Ca m'est complètement égal, personnellement, qu'on puisse ou
non copiés ou retouchés 10 secondes de Nemo. Dans l'absolu, il
vaut toujours mieux que tout soit possible, bien sûr. Mais je
considère beaucoup plus important que Nemo existe, pour
commencer, et que d'autres Nemo soient créé à l'avenir.

Et si tu veux diffuser "une oeuvre dérivée" de Nemo,
tu demandes l'autorisation à celui qui détient le copyright.
Je pense que c'est un concept que tu connais, non ?

Pour ce qui est de l'usage "privé", tu va louer le DVD et
tu films ta télé avec ta webcam, et tu fais joujou avec Le Gimp.
Ca devrait le faire. Environ.

L'idéal serait bien sûr qu'on puisse avoir accès aux données
numériques directement. Si un système de DRM arrive un jour
à autoriser ce genre de chose, typiquement : je fais ce que
je veux chez moi, mais je ne peux pas uploader l'oeuvre,
j'applaudirais des deux mains. Malheureusement, un abruti
du style DVD Jon finira par sortir le logiciel de déplombage,
en bon héros de la grande cause de la Liberté. Donc, je n'y
crois pas trop, hélas.

> Au prix du droit au respect de la vie privée ? De la liberté
> de créer des auteurs de logiciels libres ? De la libre
> concurrence sur le marché de l'édition logicielle  ? Du libre
> usage privé ? Ou alors au prix de l'exception culturelle ?
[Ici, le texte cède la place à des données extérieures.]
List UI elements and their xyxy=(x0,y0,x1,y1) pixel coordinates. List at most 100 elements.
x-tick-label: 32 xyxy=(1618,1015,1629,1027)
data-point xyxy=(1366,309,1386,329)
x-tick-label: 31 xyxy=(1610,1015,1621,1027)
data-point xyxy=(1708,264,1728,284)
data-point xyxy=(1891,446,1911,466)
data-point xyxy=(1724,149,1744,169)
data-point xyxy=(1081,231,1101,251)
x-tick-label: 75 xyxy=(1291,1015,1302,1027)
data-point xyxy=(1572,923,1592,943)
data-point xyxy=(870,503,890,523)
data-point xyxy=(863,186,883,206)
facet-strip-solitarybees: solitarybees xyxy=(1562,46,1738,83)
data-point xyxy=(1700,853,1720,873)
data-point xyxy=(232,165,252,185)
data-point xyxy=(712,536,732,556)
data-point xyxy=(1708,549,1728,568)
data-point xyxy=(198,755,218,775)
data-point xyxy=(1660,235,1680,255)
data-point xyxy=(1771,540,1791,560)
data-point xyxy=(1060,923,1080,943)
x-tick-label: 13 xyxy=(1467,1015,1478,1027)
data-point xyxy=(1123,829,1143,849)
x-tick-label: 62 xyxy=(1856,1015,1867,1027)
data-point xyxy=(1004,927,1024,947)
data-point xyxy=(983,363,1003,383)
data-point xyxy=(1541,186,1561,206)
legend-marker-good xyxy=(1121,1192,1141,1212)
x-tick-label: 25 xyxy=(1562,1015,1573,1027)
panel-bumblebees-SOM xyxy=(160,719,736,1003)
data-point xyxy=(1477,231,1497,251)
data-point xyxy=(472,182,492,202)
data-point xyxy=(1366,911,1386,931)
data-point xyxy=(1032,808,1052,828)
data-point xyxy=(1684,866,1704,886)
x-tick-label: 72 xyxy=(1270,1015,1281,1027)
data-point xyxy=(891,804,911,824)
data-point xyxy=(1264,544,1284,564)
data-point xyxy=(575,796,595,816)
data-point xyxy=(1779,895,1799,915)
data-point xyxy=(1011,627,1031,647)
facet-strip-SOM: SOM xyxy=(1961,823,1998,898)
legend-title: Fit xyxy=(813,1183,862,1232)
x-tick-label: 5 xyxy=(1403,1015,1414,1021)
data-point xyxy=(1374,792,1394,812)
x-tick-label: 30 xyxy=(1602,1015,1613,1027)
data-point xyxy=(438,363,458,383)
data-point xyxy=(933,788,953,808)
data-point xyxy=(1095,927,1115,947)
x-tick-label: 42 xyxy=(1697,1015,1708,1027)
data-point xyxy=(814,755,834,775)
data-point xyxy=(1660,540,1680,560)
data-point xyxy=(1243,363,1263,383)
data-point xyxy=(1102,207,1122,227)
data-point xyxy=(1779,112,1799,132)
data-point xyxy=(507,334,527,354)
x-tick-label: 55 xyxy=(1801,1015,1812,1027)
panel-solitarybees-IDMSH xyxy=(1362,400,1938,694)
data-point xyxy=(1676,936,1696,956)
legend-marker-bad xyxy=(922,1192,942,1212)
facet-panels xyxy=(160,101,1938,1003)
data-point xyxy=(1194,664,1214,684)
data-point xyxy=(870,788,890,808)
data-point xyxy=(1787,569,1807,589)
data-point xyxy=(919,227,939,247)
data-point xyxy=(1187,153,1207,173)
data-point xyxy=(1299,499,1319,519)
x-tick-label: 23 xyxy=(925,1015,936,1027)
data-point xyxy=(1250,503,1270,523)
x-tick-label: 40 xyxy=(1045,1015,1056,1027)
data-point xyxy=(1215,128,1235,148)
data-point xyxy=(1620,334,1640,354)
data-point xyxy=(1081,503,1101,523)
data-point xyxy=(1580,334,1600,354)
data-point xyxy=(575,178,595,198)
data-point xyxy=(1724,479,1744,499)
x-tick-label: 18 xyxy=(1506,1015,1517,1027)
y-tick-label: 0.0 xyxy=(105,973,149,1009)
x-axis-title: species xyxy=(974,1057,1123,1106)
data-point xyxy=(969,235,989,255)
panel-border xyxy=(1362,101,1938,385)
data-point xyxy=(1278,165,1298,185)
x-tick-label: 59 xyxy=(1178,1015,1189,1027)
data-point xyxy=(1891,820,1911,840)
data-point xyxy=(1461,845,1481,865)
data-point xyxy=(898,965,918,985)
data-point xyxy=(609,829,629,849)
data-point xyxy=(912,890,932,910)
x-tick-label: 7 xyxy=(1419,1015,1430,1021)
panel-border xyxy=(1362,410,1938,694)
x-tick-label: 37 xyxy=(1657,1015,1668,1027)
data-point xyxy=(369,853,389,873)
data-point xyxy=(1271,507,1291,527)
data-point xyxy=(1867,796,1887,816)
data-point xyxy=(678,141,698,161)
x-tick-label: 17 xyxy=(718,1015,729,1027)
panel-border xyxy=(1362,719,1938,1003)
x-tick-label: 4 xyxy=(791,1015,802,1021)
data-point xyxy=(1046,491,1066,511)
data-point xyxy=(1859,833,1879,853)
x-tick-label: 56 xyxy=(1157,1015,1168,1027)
Et la vie des Mamans Ours, elle n'est pas menacée, non plus ?

> Doit-on, pour sauver la culture, laisser quatre majors du
> disque et l'industrie hollywoodienne s'entendre avec Microsoft
> pour contrôler le public, histoire que, à terme, soit encore
> plus uniformisé d'une part la production culturelle, d'autre
> par le parc logiciel ?

Qu'entends-tu par "contrôler le public ?"

Pour le parc logiciel, je suis d'accord qu'il y a un problème.
Dans l'idéal, il faudrait qu'il y ait plus de Mac, et de PC sous
Linux. Faisons confiance, sur ce dernier point, à IBM, Novel et
Red Hat (et Mandrake) pour faire avancer les choses.

En ce qui concerne la diversité, je crois qu'elle augmente avec
les profits des producteurs et diminuent dans le cas contraire.

> Dis moi à quel prix il faut sauver les cartels et les monopoles
> industriels au nom du droit d'auteur ?

Je n'ai pas de sympathie particulière pour les "cartels". Je crois
juste qu'une industrie saine comporte quelques poids lourds. Quant
aux "monopoles industriels", je crois que c'est un terme un peu
vague. Disons que je condamne les abus de positions dominantes.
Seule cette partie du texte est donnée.